As simple as that sounds, it really is a great reminder of the value of preparation. Especially when you don’t have the opportunity to go back for something you forgot.

Wednesday, November 13, 2019

Rig to Flip!

One of the more physically challenging things for a river guide to do is taking the time to load and unload the raft every day on a multi-day trip. Especially during the summer in desert southwest as the temperatures rise dramatically as soon as the sun peaks over the rim in the morning.

Securing all the equipment can take an hour or more each morning. At times I would wonder to myself if it was worth it every day to be so meticulous and “rig to flip” as we would often say. 

And after over 40 years of rafting without a flip you would think I would be questioning the effort it takes even more. On the more challenging white water runs it seems obvious that it is worth the effort. 

Even on the smaller rivers and streams the commitment to “rig to flip” is a wise rule to keep. 

Muddy Creek in the San Rafael Swell area of central Utah is no exception.

“Muddy” is a small stream that usually doesn’t have enough water to float unless there was a better than normal snowpack in the nearby mountains and runoff is strong. Most people hike this section of Muddy Creek as it is not usually a floatable stream.

Compared to other streams in the desert southwest, Muddy can almost be considered a beginner run in many ways with just a few challenging sections that I would consider intermediate. 

During a float down Muddy this last season, I “broke” the Rig to Flip rule and took my phone out of my waterproof ammo can and was taking some pictures while floating down the narrowest section of Muddy called “The Chute.” 

 Not paying attention to what was coming I hit a slightly submerged rock and came to an abrupt halt. 

Fortunately, I didn’t fall out of my kayak and was able to quickly recover without losing my phone or anything else in my kayak. It was a very close call. 

In a section not much further down that had a sharp bend in the creek and a large boulder splitting the rapid after the turn, I pulled over to watch others in my group come through. 

It was a busy day on the creek with a lot of people floating the stream and a stand-up paddler came crashing down just after I pulled over and wrapped on the boulder, blocking the preferred left-side run.

Five others came through after the SUP and three out of five kayakers flipped after hitting the trapped SUP board against the boulder. 

Most of them lost personal items that they hadn’t tied in, not expecting to have any issues like flipping.

I view rigging to flip like I view insurance and the importance of creating legal entities in business and investing. 

You can’t go back and change things once a negative situation happens. You can only prepare for the worst, and then go about your activities with an expectation that everything will go well, with the peace of mind that you are prepared and you’re ready if something bad does happen.

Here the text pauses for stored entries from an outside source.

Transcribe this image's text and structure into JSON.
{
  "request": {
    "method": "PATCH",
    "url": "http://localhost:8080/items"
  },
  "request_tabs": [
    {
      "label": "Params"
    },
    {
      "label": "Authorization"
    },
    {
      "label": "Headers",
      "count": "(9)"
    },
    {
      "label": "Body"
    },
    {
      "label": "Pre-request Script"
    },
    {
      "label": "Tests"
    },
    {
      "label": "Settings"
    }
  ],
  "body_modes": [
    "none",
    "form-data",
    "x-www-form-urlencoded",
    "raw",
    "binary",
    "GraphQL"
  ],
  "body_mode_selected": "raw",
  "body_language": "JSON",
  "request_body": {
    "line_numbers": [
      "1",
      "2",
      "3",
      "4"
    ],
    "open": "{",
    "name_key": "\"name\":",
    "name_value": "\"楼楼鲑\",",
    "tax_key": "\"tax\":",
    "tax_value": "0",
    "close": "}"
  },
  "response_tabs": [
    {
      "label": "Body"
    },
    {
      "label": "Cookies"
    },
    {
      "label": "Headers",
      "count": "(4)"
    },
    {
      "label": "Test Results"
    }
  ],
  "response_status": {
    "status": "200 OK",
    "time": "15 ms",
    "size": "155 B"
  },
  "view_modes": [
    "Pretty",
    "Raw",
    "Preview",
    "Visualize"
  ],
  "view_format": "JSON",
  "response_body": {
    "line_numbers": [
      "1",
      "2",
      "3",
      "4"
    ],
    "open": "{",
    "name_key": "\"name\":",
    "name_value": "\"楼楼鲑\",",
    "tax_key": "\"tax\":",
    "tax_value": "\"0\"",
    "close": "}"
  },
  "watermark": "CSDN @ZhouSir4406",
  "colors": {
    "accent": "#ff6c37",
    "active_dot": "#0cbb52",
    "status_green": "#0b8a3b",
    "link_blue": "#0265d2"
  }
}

In Grand Canyon, Badger Creek Rapid is the first rapid which is approximately eight miles from the starting point at Lees Ferry.

I have great respect for Badger Rapid, as an excellent reminder of the potential for both and exhilarating ride and challenge in Grand Canyon. 

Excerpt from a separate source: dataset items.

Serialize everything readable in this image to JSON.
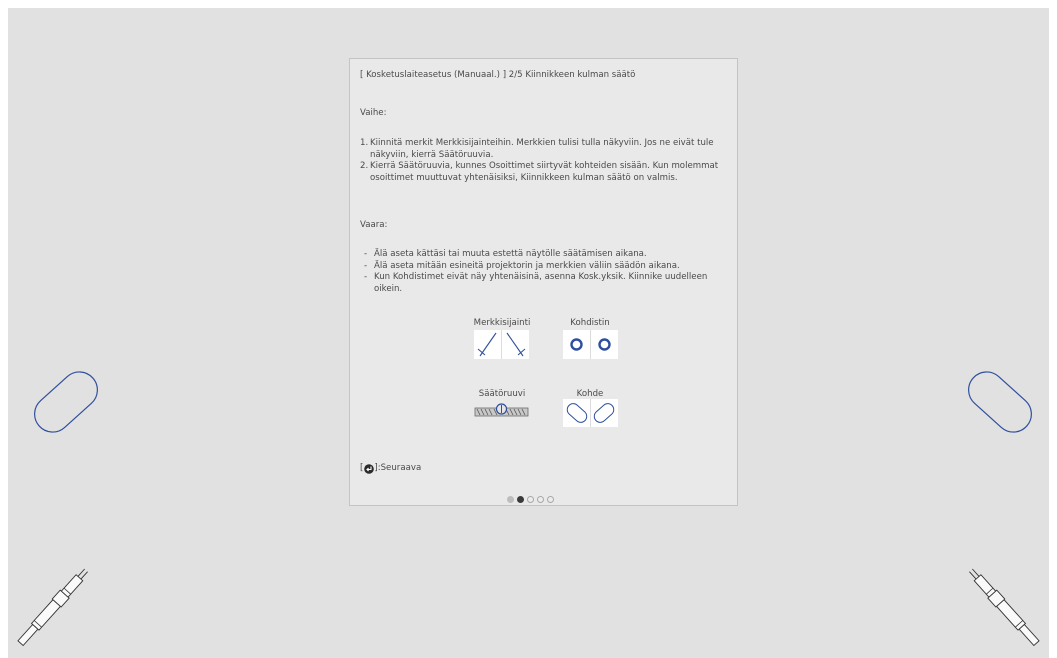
{
  "panel": {
    "title": "[ Kosketuslaiteasetus (Manuaal.) ]  2/5 Kiinnikkeen kulman säätö",
    "steps_heading": "Vaihe:",
    "steps": [
      {
        "num": "1.",
        "text": "Kiinnitä merkit Merkkisijainteihin. Merkkien tulisi tulla näkyviin. Jos ne eivät tule näkyviin, kierrä Säätöruuvia."
      },
      {
        "num": "2.",
        "text": "Kierrä Säätöruuvia, kunnes Osoittimet siirtyvät kohteiden sisään. Kun molemmat osoittimet muuttuvat yhtenäisiksi, Kiinnikkeen kulman säätö on valmis."
      }
    ],
    "warning_heading": "Vaara:",
    "warnings": [
      "Älä aseta kättäsi tai muuta estettä näytölle säätämisen aikana.",
      "Älä aseta mitään esineitä projektorin ja merkkien väliin säädön aikana.",
      "Kun Kohdistimet eivät näy yhtenäisinä, asenna Kosk.yksik. Kiinnike uudelleen oikein."
    ],
    "legend": {
      "marker_position": "Merkkisijainti",
      "pointer": "Kohdistin",
      "adjustment_screw": "Säätöruuvi",
      "target": "Kohde"
    },
    "next_label": "]:Seuraava",
    "next_open_bracket": "[",
    "page_indicator": {
      "current": 2,
      "total": 5
    }
  },
  "colors": {
    "background": "#e1e1e1",
    "panel": "#e9e9e9",
    "accent_blue": "#2f4f9e",
    "text": "#4a4a4a"
  },
  "icons": {
    "enter": "enter-icon",
    "marker": "marker-icon",
    "pointer": "pointer-icon",
    "target": "target-icon",
    "screw": "screw-icon",
    "pen": "touch-pen-icon"
  }
}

In 1982, our first non-commercial trip as a family, one of my brothers flipped in Badger. This rapid has a nasty hole at the top that can be a bit deceptive if you’re not looking for it in advance. 

One of my cousins hit his knee on a submerged rock when he fell out of the boat and spent the rest of the trip with a very sore knee that made it difficult to hike.

On my fifth Grand Canyon trip in 2010 we had one boat flip and another boat almost flip and throw everyone out. It was like 1982 all over again only there were a lot more people in the water this time.

On the 2010 trip, Badger didn't cause any injuries luckily. We just had a lot of people cold and shaken up. But it did claim a few hats, shoes, and some other personal items because the two boats that had trouble had not “rigged to flip” when it came to their personal gear. 

Just like a good insurance policy, we hope we never have to use it. But if we do, we are so glad we are prepared.